US growth looks still too strong to bring inflation down with the Atalnta Fed GDP Now estimate for Q4 revised up to 4.0% annualised from 3.6% last week. The upward revisions include data from last week’s payrolls report and from last night’s wholesale trade report (wholesale inventories were 0.6% m/m vs. 0.8% expected). The WSJ’s Fed Whisperer Timiraos (in remarks that are not sourced as far as your scribe can tell) noted some analysts “now, more are seriously considering whether the central bank’s target rate will rise as high as 6% before Fed officials take their foot off the brake—a level not reached since just before the dot-com bust in 2000, and one that could spell far more pain ahead for stocks and bonds”. (See WSJ: Some Investors Bet Fed Could Lift Rates to Two-Decade High). The ongoing resilience in the data and stickiness in inflation continue to point to the Fed hiking rates closer to 5% or higher. Markets currently price a peak of 5.09% by mid-2023.
There was little in the way of market-moving Fed commentary. The NY Fed’s Williams in Zurich commented that “longer-run inflation expectations in the United States have remained remarkably stable at levels broadly consistent with the [Federal Open Market Committee’s] longer-run goal” but did not comment further on monetary policy. The Fed’s Barkin, who we have heard a lot from recently, re-iterated his support for downshifting to the pace of hikes (“I like the idea of going slower for longer to a potentially higher place, because it will give you time to read the data and what you’re learning from contacts and react appropriately”). Barkin also continued to suggest the peak in rates “may well” peak higher than previously forecast and “getting to normal may lead to a downturn.” As noted above the market is already there with markets pricing in a peak of 5.09% by mid-2023. The question now is given the resilience in the data, are Fed officials thinking of an even higher peak.
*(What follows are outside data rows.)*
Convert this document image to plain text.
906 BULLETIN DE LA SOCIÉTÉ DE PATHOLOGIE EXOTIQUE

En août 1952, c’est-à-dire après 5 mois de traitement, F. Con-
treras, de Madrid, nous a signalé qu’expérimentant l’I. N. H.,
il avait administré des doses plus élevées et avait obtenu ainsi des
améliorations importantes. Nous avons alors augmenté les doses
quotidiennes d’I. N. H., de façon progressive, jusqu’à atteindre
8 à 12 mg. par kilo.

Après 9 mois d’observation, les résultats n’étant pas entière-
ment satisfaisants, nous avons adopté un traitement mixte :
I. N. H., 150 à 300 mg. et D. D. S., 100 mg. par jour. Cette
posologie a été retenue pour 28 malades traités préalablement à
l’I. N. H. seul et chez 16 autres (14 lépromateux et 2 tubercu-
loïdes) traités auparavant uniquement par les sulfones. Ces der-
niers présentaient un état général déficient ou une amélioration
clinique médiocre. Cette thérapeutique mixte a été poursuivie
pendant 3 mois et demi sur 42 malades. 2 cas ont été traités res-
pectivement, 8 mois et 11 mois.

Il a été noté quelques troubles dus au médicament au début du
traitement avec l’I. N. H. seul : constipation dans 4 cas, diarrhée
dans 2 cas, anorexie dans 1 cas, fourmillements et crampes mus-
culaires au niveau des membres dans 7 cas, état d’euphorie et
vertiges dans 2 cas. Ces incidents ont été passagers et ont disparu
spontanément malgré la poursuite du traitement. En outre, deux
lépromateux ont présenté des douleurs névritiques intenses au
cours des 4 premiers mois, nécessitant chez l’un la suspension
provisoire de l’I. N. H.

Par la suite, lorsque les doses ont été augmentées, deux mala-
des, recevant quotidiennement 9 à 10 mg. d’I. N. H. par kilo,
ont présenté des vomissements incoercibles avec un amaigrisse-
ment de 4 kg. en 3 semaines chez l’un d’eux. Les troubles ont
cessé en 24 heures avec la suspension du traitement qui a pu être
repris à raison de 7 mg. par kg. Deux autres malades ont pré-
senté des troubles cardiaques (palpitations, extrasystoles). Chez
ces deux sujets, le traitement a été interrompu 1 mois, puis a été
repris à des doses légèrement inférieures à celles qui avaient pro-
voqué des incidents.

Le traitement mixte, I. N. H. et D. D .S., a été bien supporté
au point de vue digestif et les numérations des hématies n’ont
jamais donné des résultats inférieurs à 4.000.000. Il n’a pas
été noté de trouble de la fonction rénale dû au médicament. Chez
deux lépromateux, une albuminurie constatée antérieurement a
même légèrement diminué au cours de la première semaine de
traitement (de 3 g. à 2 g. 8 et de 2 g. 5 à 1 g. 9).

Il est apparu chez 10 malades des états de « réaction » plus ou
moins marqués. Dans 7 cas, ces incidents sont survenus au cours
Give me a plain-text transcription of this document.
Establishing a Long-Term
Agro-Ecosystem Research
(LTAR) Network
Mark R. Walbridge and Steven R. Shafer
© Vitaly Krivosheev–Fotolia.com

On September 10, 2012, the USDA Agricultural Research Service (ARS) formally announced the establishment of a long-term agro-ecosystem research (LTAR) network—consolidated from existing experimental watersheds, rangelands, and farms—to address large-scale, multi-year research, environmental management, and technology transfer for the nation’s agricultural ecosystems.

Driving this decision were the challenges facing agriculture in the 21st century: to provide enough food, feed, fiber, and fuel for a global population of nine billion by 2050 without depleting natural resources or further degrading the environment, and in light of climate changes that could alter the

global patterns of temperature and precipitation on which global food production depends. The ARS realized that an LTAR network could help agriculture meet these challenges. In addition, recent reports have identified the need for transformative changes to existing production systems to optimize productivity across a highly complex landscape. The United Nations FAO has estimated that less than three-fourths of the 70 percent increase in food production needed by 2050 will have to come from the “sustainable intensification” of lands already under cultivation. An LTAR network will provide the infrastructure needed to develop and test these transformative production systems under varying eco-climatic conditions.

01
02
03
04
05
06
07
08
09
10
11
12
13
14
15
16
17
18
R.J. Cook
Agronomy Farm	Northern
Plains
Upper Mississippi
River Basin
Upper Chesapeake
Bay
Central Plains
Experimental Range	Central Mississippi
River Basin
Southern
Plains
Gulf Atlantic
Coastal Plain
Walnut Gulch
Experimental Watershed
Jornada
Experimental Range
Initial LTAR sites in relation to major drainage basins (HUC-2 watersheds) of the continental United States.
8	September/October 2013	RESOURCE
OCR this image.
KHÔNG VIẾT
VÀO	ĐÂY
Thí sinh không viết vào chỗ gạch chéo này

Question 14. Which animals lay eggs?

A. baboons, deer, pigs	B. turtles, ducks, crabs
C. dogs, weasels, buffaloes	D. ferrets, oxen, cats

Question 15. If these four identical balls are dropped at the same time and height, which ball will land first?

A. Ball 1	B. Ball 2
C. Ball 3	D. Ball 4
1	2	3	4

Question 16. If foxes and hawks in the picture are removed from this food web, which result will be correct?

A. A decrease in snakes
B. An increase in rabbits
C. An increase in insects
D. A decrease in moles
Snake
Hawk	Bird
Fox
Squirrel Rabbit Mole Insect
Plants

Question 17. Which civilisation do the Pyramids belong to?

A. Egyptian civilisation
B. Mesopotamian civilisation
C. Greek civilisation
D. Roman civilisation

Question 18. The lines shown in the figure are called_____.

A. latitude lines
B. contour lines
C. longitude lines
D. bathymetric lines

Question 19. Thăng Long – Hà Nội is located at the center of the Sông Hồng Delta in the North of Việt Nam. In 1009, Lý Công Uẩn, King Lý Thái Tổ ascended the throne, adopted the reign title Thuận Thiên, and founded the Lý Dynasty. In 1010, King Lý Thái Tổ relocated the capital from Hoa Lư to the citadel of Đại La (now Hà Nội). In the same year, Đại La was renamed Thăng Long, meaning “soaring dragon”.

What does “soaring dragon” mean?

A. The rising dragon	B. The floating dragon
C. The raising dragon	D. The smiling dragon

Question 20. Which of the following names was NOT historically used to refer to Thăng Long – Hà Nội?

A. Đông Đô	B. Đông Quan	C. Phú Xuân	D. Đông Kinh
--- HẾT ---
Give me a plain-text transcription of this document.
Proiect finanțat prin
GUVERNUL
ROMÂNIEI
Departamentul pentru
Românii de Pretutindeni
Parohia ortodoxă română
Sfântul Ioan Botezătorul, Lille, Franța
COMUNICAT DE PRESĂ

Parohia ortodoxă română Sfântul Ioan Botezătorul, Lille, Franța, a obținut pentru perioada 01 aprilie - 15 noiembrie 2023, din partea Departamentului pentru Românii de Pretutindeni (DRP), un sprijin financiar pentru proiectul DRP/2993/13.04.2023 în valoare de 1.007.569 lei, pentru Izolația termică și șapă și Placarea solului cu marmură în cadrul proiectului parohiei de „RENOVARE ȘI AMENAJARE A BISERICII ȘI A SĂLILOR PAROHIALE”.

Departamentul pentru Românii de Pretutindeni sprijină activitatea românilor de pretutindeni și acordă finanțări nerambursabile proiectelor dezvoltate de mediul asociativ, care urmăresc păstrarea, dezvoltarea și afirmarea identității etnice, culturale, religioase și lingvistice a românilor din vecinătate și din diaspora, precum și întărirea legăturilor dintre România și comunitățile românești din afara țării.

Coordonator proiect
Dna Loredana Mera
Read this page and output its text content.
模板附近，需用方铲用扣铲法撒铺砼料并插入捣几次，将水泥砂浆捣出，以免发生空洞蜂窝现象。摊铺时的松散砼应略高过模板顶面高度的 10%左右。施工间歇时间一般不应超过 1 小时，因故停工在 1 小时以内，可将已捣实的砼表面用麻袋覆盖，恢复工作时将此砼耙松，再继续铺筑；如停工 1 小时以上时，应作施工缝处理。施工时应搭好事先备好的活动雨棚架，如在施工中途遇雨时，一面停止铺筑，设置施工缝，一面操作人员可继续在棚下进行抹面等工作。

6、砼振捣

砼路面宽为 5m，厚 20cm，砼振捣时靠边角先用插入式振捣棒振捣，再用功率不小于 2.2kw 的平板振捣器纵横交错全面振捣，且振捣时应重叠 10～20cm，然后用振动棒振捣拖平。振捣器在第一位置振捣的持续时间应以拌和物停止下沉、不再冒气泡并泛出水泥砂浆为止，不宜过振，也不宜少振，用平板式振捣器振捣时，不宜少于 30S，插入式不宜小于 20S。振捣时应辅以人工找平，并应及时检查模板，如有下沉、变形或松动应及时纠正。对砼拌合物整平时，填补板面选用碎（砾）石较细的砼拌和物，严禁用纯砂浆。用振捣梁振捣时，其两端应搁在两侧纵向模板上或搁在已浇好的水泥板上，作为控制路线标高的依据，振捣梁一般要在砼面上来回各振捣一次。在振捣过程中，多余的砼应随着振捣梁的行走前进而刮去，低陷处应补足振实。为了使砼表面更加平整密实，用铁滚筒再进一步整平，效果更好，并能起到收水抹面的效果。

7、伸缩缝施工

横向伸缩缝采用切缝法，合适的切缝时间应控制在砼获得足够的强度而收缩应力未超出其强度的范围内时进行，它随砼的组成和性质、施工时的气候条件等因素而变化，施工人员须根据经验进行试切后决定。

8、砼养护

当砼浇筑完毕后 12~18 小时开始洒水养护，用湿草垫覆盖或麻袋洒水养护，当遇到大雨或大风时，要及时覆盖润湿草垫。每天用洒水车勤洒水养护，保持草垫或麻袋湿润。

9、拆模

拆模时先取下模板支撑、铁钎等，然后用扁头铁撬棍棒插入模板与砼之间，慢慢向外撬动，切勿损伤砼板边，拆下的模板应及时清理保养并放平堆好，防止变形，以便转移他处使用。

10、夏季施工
In Australia, the RBA Deputy Governor Bullock’s remarks last night were not that different to the details given in the latest SoMP. In Q&A though (and in answer to a fee question from your scribe), Bullock highlighted the RBA is taking a different approach to other central banks (not doing a Volcker) and said, “We’re very committed to getting back down to target, but we have a flexible inflation target for a reason,” … “You could scorch the earth and get inflation back down very quickly – is that the right thing to do? Or is better to try and preserve some of the gains while you bring it back down?”. That said, when pressed on the credibility of the inflation target, Bullock noted: “If we have some particularly bad news on inflation, or for all the reasons we think we might be different on wages it turns out we’re not, then don’t doubt our resolve to increase your interest rates quite quickly.” (For details, see AUS: RBA’s Bullock emphasises flexibility in the RBA’s inflation target but elsewhere adds little on top of SoMP messaging).
There was little in the way of other data overnight. In Asia yesterday CPI and PPI printed in different directions, but both pointed to fairly subdued inflationary pressures as zero-Covid continues to hamper any stimulus measures from gaining traction. CPI rose 2.1% y/y vs. 2.4% expected, while the PPI was -1.3% y/y vs. -1.5% expected. As for Covid, infections are on the rise with cases in Beijing the highest in more than five months. China will have to confront the substantial cost of zero-Covid as infections continue to spread with community transmission on the rise according to The Beijing Center for Disease Control. The substantial economic cost will fuel speculation of China planning to pivot away from zero-Covid, though given the impending winter a more comprehensive pivot is probably still not likely until the Spring (March/April) according to most analysts.